0.615 / 0.622 for DeepGat 1 epoch doc2vec 
0.693 / 0.693 : for DeepGat 1 epoch random features 

In [9]:
#torch.save(model.state_dict(), 'model3.pt')

### Loading and getting embeddings

In [7]:
device = torch.device('cpu')

best_model_path = 'last_gnn.pt'
model = GATModel(node_features.shape[1], 64, 4, F.elu).to(device)
#model = SageModel(node_features.shape[1], 128).to(device)
model.load_state_dict(torch.load(best_model_path))
node_embeddings = model.get_hidden(G, node_features)

### Prediction model

In [8]:
from utils import edge_train_val_split
eid_train, eid_val = edge_train_val_split(G)
device = torch.device('cuda')
negative_sampler = dgl.dataloading.negative_sampler.Uniform(1)
sampler = dgl.dataloading.MultiLayerNeighborSampler([0, 0]) # We need no message flows
train_classif_dataloader = dgl.dataloading.EdgeDataLoader(
    # The following arguments are specific to NodeDataLoader.
    G,                                  # The graph
    eid_train,  # The edges to iterate over
    sampler,                                # The neighbor sampler
    negative_sampler=negative_sampler,      
    device=device,                         
    batch_size=1024,    
    shuffle=True,       # Whether to shuffle the nodes for every epoch
    drop_last=False,    # Whether to drop the last incomplete batch
    num_workers=0       # Number of sampler processes
)
val_classif_dataloader = dgl.dataloading.EdgeDataLoader(
    # The following arguments are specific to NodeDataLoader.
    G,                                  # The graph
    eid_val,  # The edges to iterate over
    sampler,                                # The neighbor sampler
    negative_sampler=negative_sampler,      
    device=device,                         
    batch_size=1024,    
    shuffle=True,       # Whether to shuffle the nodes for every epoch
    drop_last=False,    # Whether to drop the last incomplete batch
    num_workers=0       # Number of sampler processes
)

In [9]:
from graph_models import MLP  

device = torch.device('cuda')
epochs = 10
mlp = MLP(n_hidden=128, n_input=2*64).to(device)
optimizer = torch.optim.Adam(mlp.parameters(), lr=0.0005)
criterion = nn.BCEWithLogitsLoss()

In [32]:
#embed = torch.cat([G.ndata['feat'], node_embeddings], dim=1)

In [11]:
from graph_models import train_classif
train_classif(
    mlp, 
    node_embeddings, 
    train_classif_dataloader, 
    val_classif_dataloader, 
    criterion, 
    device,
    optimizer, 
    epochs=10, 
    name_model='c1.pt'
    )

100%|██████████| 1920/1920 [00:49<00:00, 39.14it/s, loss=0.091]
  0%|          | 1/1920 [00:00<04:56,  6.47it/s, loss=0.116]
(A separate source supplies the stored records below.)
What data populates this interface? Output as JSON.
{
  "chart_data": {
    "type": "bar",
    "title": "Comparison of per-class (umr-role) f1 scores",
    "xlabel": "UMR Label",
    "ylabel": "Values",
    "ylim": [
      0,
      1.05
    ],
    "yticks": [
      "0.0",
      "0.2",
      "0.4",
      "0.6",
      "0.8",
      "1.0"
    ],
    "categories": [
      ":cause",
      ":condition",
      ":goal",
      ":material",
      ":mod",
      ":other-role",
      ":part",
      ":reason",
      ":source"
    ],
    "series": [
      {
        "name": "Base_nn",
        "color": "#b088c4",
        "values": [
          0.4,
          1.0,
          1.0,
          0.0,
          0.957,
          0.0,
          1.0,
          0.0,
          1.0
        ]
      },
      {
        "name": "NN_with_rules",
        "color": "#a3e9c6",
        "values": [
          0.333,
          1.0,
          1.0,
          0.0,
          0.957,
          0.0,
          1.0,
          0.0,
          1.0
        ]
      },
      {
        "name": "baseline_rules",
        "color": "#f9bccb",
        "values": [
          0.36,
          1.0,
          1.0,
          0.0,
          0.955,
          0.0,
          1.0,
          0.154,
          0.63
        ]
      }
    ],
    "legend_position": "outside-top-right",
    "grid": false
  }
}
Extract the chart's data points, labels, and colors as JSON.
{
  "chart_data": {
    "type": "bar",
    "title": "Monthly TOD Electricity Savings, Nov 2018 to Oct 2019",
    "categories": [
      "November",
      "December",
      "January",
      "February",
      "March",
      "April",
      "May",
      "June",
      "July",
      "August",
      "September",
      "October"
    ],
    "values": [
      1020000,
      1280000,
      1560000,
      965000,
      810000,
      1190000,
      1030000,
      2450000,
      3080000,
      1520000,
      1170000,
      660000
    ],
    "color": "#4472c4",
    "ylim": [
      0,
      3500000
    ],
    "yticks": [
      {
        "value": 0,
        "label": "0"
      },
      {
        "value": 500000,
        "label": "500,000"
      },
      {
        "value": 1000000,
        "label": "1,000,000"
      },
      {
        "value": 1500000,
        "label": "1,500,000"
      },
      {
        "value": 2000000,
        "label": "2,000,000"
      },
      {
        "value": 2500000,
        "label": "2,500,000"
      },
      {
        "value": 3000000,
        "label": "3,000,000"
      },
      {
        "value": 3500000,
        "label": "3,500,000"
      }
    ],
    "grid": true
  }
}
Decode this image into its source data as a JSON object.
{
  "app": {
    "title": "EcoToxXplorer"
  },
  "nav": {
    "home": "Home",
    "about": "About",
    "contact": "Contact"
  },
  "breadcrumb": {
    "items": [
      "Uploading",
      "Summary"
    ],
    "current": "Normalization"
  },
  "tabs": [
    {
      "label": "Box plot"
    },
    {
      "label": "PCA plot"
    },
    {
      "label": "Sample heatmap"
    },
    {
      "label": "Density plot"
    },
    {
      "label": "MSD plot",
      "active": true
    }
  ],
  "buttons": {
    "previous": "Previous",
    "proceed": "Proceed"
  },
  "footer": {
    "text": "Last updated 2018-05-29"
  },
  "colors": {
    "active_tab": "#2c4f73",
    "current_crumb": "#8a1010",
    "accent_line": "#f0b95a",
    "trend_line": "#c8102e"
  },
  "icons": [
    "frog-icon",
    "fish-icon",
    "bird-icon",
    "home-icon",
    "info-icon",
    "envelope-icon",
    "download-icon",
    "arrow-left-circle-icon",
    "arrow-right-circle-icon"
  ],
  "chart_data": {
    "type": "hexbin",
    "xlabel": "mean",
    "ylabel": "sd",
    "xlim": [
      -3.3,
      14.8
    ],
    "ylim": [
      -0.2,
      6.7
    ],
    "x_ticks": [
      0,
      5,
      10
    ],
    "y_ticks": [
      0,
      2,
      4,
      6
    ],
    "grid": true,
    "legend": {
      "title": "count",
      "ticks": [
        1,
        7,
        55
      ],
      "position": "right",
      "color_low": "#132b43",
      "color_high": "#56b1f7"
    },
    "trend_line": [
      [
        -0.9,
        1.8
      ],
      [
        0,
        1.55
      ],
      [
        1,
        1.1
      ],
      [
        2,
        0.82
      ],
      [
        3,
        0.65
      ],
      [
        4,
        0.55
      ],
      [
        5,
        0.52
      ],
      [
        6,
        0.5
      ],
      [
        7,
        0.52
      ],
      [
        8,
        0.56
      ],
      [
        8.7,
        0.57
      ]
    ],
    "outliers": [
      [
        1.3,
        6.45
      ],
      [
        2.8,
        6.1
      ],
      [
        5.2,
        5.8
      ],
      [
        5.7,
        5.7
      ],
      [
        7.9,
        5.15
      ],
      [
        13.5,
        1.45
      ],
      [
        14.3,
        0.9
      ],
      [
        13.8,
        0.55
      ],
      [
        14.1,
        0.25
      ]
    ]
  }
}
Epoch 0 : Train mean loss 0.15259063851941998 : Val mean loss 0.11131948131684945


100%|██████████| 1920/1920 [00:42<00:00, 45.48it/s, loss=0.097]
  0%|          | 1/1920 [00:00<04:52,  6.55it/s, loss=0.095]

Epoch 1 : Train mean loss 0.1061549846509782 : Val mean loss 0.10470481227352241


 16%|█▋        | 316/1920 [00:07<00:38, 41.68it/s, loss=0.099]


KeyboardInterrupt: 

## Load test data

In [24]:
def retrieve_embeddings(G, embeddings):
    node_pairs = list()
    with open('test.txt', 'r') as f:
        for line in f:
            t = line.split(',')
            node_pairs.append((int(t[0]), int(t[1])))
    x = torch.zeros((len(node_pairs), 2*embeddings.shape[1]))
    for i, (src, dst) in enumerate(node_pairs):
        src_emb = embeddings[G.nodes[src].data['_ID']]
        dst_emb = embeddings[G.nodes[dst].data['_ID']]
        line = torch.cat([src_emb, dst_emb], dim=1)
        x[i,:] = line
    return x

In [25]:
#from preprocessing import retrieve_embeddings
X_test = retrieve_embeddings(G, node_embeddings)

In [26]:
with torch.no_grad():
    y_tens = torch.sigmoid(mlp(X_test.to(device))).cpu().numpy()
y_pred = y_tens[:,0]


In [30]:
import csv
def retrieve_embeddings(G, embeddings):
    node_pairs = list()
    with open('test.txt', 'r') as f:
        for line in f:
            t = line.split(',')
            node_pairs.append((int(t[0]), int(t[1])))
    x = torch.zeros((len(node_pairs), 2*embeddings.shape[1]))
    for i, (src, dst) in enumerate(node_pairs):
        src_emb = embeddings[G.nodes[src].data['_ID']]
        dst_emb = embeddings[G.nodes[dst].data['_ID']]
        line = torch.cat([src_emb, dst_emb], dim=1)
        x[i,:] = line
    return x


In [32]:
predictions = zip(range(len(y_pred)), y_pred)
with open("submission_gat.csv","w") as pred:
    csv_out = csv.writer(pred)
    csv_out.writerow(['id','predicted'])
    for row in predictions:
        csv_out.writerow(row) 

## Doc2Vec

In [48]:
from gensim.models.doc2vec import Doc2Vec, TaggedDocument
from preprocessing import read_graph
from time import time 
from nltk.tokenize import word_tokenize
_, abstracts, _, _ = read_graph()
# ~4 mins
data = list(abstract.values())
tagged_data = [TaggedDocument(words=word_tokenize(_d.lower()), tags=[str(i)]) for i, _d in enumerate(data)]

In [None]:
max_epochs = 200
vec_size = 50
alpha = 0.025

model = Doc2Vec(vector_size=vec_size,
                alpha=alpha, 
                min_alpha=0.00025,
                min_count=2,
                hs=1,
                dm =1)
  
model.build_vocab(tagged_data)

for epoch in range(max_epochs):
    t_start = time()
    
    model.train(tagged_data,
                total_examples=model.corpus_count,
                epochs=1)
    # decrease the learning rate
    model.alpha -= 0.0002
    # fix the learning rate, no decay
    model.min_alpha = model.alpha
    print('Epoch {0}. Elapsed {1} s'.format(epoch, time() - t_start))

model.save("d2v.model")
print("Model Saved")